Sempre più italiani fuggono dall'Italia

Sempre più italiani fuggono dall’Italia

Sono sempre di più gli italiani che fuggono dall’Italia e non si parla più di “cervelli in fuga”, ma anche di persone che emigrano con la sola licenza media inferiore. Il “Rapporto italiani nel mondo 2013” realizzato dalla Fondazione Migrantes e presentato oggi a Roma, attesta che  sono oltre 4 milioni i nostri connazionali che vivono oltre confine, in maggioranza maschi e trentenni. Nell’ultimo anno hanno fatto le valigie oltre 130mila italiani in più rispetto all’anno precedente.

La maggior parte non si allontana dall’Unione europea, ma sono in aumento anche gli italiani che vedono nelle offerte dei paesi asiatici un’opportunità per migliorare la propria situazione economica. Il punto di partenza si trova nelle regioni del Sud: la Sicilia è la prima regione di emigrazione. Nell’ultimo anno, però, sono in crescita le persone che emigrano dalle regioni del settentrione, in particolare da Lombardia e Veneto. Solo il 22% degli espatriati è laureato e il 18% è diplomato. Sono il 24,5% coloro che emigrano con la sola licenza media inferiore. Un dato che mette in allarme i ricercatori della Migrantes e che ricorda il periodo delle grandi migrazioni degli anni ’50. «Ci si augura che non si abbia a che fare con flussi di giovanissimi che partono subito dopo la scuola dell’obbligo alla ricerca di un lavoro per aiutare le famiglie in forte difficoltà e disagio economico» scrivono nel rapporto.

Purtroppo le cause di questo abbandono sono molte, e note: disoccupazione record, burocrazia, tagli al welfare e all’università, nessun contributo per fondare in patria nuove imprese o start up. «Io vorrei diventare guardia forestale», racconta Valentino, vent’anni, scappato dalla provincia di Sondrio per costruirsi un futuro a Brno, Repubblica Ceca: «Ma ho preferito non studiare in Italia. Qui posso mantenermi da solo: una stanza costa 100 euro, lavoretti se ne trovano, i corsi sono gratis». I costi dell’Italia, invece, sono notevolmente differenti e pochi riescono a mantenersi con un lavoro precario e, il più delle volte, sottopagato.

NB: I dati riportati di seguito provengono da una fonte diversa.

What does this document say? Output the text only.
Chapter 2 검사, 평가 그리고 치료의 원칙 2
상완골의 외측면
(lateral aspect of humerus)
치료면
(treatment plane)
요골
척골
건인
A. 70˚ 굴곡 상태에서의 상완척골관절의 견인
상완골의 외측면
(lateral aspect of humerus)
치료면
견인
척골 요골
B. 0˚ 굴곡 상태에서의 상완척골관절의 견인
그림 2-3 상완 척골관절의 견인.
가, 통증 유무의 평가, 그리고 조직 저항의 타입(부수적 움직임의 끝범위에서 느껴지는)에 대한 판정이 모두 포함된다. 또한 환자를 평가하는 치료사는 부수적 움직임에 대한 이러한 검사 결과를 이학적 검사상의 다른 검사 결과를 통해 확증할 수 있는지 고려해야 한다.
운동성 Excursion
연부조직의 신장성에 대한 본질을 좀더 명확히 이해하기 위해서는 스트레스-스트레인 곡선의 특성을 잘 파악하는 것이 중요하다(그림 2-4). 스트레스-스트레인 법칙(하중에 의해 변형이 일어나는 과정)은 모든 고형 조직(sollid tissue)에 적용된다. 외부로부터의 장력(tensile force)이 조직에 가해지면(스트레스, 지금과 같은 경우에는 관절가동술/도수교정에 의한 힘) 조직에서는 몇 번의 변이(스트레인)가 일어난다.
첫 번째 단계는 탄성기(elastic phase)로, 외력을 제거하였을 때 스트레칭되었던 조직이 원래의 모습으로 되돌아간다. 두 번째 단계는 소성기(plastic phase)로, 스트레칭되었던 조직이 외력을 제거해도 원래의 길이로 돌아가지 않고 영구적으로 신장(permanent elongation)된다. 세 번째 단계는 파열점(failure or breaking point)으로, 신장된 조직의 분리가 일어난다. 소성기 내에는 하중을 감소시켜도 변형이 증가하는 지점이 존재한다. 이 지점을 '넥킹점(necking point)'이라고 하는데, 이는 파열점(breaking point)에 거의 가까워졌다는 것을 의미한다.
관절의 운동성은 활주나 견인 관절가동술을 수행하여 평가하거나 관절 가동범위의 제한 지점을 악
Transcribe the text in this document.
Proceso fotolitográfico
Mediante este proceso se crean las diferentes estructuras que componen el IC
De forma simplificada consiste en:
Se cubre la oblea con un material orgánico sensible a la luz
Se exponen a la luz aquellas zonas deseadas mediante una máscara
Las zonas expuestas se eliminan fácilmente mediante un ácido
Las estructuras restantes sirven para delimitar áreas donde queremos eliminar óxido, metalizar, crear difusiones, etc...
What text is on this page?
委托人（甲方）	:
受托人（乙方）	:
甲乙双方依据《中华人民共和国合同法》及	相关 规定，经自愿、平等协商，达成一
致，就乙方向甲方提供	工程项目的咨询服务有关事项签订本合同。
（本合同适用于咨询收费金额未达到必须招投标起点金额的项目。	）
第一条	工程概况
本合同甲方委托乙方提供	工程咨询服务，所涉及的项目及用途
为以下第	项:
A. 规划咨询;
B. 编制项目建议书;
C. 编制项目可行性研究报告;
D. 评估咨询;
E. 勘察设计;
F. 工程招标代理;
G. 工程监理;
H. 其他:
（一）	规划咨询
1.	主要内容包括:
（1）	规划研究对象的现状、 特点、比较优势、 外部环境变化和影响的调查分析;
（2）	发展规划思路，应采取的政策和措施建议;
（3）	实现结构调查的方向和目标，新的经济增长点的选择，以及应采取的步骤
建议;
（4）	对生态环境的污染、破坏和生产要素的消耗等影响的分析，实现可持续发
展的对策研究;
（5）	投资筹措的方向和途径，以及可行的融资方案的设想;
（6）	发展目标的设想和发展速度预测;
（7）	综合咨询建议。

Non-solo-cervelli-in-fugaAll’estero apprezzano la nostra cucina. I ristoranti italiani sono sempre strapieni e spesso forniscono una grande fortuna a chi li gestisce. I ragazzi che, per motivi economici, non possono permettersi di studiare, preferiscono emigrare all’estero, anche mantenendosi facendo i camerieri o lavorando in un bar, invece di arrangiarsi in Italia. Il punto è: perché dovrebbero restare qui?  La risposta di Michela, che ha vent’anni, un figlio, un lavoro part-time, è questa: «Per lavorare in nero, o accettare di essere sottopagati perché tanto ”Se non ti va bene la porta è quella, fuori c’è tanta di quella gente che lavorerebbe pure per la metà”? Che futuro possiamo dare qui a nostro figlio?». L’idea di allontanarsi dai genitori la spaventa, dice, ma ormai a Pescara, dei suoi amici, non è rimasto nessuno: «Cinque si sono trasferiti in Australia, quattro in Germania, due in Inghilterra».

Il presidente della Repubblica Giorgio Napolitano, nel messaggio inviato in occasione della presentazione del rapporto. dichiara: «Spostarsi all’estero può essere un arricchimento personale e professionale, ma non deve essere un obbligo, e si deve poter tornare indietro e riportare in Italia il proprio arricchimento». La speranza, per il presidente, è che ci sia sempre la possibilità di tornare, per far sì che l’arricchimento culturale raccolto fuori possa portare benefici all’Italia.